Копотов, все еще смаргивая слезы, все еще задыхаясь, удивлялся. Великолепная стала. Вот именно это слово – великолепная. Высокая, тонкая. Шея, как у статуи. А одета как! Каблуки, шелк, кашемир. Пальцем стерла с его мокрой дрожащей щеки помаду. Темно-красную. Как укус.

Ты краситься стала, что ли?

Мне уже тридцать два года, Саня. Можно.

Копотов кивнул, успокаиваясь. Можно. Тебе вообще все можно. И всегда было. Только мне ничего нельзя. Она засмеялась – тоже по-новому, запрокинув голову, напоказ. За спиной у нее маячил какой-то мужик, грузный, квадратный. Следил за каждым движением, как волкодав. Муж? Она легко кивнула. Не наигралась еще?

На этот раз все очень серьезно, Саня. Навсегда.

Мама писала, что в прошлый раз тоже все было… Копотов осекся. Ты надолго приехала? Она оглянулась на своего волкодава. Всего на пару часов. У Коти дела, он не может… У Коти! Копотов даже зубами скрипнул от отвращения. Она попыталась взять его за руку. Не злись, Саня. Я тебе позвоню. Или напишу. Обязательно! Или по скайпу наберу. У тебя же есть скайп?

Она, правда, позвонила. Через год, когда Котя канул в ожидаемое небытие. Бросил ее, скотина. Да еще и бил, оказывается. Как ты вообще могла это терпеть? Копотов дернул от злости микрофон. Она только плечами пожала. Он хороший человек, ты не думай. Просто не очень уравновешенный. Жалко его очень.

Да у тебя все хорошие! И всех жалко!

Да, сказала она очень серьезно. Все – хорошие. И всех – жалко.

Они тогда перезванивались почти каждый вечер. Как Копотов спешил домой, Господи. Отменил все вечерние встречи, занятия, бдения. Не разуваясь, бросался к компьютеру.

Привееет! Ну, рассказывай, как ты?

Копотов улыбался, едва удерживаясь от желания погладить монитор. Отчитывался самым аккуратным образом. Что ел, как спал, сколько тонн словесной руды наработал.
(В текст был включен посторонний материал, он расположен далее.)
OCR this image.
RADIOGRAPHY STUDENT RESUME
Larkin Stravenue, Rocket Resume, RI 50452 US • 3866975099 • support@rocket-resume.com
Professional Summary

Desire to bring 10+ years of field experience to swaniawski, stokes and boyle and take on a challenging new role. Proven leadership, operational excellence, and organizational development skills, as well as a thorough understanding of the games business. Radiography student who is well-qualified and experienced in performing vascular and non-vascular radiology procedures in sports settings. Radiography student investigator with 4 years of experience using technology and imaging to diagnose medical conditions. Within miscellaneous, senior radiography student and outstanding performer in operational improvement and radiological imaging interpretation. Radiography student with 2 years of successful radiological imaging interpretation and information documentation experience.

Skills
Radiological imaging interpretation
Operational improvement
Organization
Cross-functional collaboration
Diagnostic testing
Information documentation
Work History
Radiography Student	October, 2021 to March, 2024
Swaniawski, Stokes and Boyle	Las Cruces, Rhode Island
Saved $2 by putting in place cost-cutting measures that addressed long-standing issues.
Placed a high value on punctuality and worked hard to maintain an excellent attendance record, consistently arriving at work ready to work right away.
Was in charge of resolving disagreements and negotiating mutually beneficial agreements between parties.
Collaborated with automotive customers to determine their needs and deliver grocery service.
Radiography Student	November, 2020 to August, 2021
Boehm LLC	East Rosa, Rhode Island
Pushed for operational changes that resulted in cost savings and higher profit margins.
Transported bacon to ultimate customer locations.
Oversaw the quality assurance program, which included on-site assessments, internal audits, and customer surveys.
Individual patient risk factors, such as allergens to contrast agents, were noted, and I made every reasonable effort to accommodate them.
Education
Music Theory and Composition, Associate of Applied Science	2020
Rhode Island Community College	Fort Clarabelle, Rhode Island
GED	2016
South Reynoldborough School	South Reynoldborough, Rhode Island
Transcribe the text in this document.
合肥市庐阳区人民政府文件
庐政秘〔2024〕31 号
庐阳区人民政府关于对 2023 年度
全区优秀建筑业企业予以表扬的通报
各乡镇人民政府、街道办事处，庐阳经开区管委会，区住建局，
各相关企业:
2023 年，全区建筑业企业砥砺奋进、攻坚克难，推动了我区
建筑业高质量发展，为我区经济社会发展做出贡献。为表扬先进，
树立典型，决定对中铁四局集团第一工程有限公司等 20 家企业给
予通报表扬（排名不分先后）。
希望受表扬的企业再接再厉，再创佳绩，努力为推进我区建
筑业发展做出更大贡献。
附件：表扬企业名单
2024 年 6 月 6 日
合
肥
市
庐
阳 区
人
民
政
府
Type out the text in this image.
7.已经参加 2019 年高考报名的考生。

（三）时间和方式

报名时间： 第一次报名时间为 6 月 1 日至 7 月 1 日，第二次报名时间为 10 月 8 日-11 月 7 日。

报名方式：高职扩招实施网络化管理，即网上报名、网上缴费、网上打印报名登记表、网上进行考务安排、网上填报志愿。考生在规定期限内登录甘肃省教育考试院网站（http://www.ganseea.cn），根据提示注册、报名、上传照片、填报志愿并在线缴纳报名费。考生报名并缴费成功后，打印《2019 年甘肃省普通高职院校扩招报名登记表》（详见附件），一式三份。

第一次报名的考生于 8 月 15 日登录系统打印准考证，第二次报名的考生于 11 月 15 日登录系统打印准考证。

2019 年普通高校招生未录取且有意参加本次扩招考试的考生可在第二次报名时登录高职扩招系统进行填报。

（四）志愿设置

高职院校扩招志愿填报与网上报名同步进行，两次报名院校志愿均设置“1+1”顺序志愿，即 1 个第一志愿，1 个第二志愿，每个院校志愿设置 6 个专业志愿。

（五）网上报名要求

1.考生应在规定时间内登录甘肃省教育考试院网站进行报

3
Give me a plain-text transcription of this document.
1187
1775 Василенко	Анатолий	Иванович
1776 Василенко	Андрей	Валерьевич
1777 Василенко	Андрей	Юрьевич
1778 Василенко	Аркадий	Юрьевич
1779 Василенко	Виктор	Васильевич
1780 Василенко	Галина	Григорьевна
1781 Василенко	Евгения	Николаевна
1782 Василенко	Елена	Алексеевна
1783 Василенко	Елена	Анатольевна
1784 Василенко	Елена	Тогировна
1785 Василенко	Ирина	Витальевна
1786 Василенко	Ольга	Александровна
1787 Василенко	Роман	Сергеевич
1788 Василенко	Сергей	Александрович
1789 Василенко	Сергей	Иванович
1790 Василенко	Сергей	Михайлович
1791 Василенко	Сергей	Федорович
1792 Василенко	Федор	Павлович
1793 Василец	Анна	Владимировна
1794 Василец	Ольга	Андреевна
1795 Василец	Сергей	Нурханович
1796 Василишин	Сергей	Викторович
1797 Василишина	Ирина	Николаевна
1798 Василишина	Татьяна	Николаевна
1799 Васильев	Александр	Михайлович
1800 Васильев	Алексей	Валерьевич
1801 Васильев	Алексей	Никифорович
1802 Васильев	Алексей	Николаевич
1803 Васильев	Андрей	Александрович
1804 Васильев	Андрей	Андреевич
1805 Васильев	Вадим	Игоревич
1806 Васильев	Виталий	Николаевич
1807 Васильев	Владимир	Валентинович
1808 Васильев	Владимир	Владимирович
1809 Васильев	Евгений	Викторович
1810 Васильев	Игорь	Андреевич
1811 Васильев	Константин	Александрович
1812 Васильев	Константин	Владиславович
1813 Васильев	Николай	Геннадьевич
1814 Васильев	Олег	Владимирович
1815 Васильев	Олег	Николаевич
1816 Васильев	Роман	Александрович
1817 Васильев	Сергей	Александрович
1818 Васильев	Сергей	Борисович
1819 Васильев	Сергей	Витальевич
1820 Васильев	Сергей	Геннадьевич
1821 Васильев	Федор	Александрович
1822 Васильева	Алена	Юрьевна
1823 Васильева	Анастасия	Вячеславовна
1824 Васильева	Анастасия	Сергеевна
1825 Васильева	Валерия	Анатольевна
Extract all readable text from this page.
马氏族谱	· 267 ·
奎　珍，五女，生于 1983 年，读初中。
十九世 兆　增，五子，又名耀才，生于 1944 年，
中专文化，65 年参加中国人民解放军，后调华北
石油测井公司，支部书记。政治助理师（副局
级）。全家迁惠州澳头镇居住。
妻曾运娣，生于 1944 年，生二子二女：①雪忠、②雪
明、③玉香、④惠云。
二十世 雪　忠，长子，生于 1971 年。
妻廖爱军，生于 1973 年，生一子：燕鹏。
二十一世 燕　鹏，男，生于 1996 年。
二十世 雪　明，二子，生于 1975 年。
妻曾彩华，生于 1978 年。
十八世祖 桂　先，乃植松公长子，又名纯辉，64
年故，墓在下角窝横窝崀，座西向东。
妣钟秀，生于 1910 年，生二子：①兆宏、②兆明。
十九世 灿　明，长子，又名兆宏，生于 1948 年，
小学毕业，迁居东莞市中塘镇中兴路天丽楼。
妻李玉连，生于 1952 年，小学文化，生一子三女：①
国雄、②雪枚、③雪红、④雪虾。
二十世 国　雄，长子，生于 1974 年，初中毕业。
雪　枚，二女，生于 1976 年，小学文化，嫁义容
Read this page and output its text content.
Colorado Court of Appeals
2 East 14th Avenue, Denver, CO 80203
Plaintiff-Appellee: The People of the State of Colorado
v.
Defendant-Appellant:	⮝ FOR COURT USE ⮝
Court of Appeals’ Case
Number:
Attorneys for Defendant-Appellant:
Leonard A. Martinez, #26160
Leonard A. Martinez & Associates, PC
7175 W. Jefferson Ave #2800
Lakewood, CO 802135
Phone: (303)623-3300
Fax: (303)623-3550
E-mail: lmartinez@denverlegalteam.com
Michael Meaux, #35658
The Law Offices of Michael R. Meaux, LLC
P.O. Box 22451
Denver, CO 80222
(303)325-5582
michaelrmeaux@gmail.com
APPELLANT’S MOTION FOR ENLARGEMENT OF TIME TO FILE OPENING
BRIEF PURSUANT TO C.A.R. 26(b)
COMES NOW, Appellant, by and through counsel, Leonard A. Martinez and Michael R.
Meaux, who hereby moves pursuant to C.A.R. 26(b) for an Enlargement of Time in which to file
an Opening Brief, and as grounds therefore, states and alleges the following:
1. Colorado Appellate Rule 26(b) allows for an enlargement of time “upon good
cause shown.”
Сны даже свои рассказывал, идиот. Ей все было интересно. Правда. Он это видел. Чувствовал. За пару каких-то месяцев она выучила по именам всех его коллег, знала, какие булочки он покупал к завтраку, напоминала, что пора забронировать апартаменты в отпуск. В Италию, как всегда? Да.

Слушай, а поехали в этом году вместе?

Копотов репетировал эту фразу несколько дней. Еле выговорил.

А? Поехали? У тебя же все равно в мужьях пересменка.

Монитор. Камера. Стол. Две незнакомые комнаты, испуганно вглядывающиеся друг в друга. Эрзац общения.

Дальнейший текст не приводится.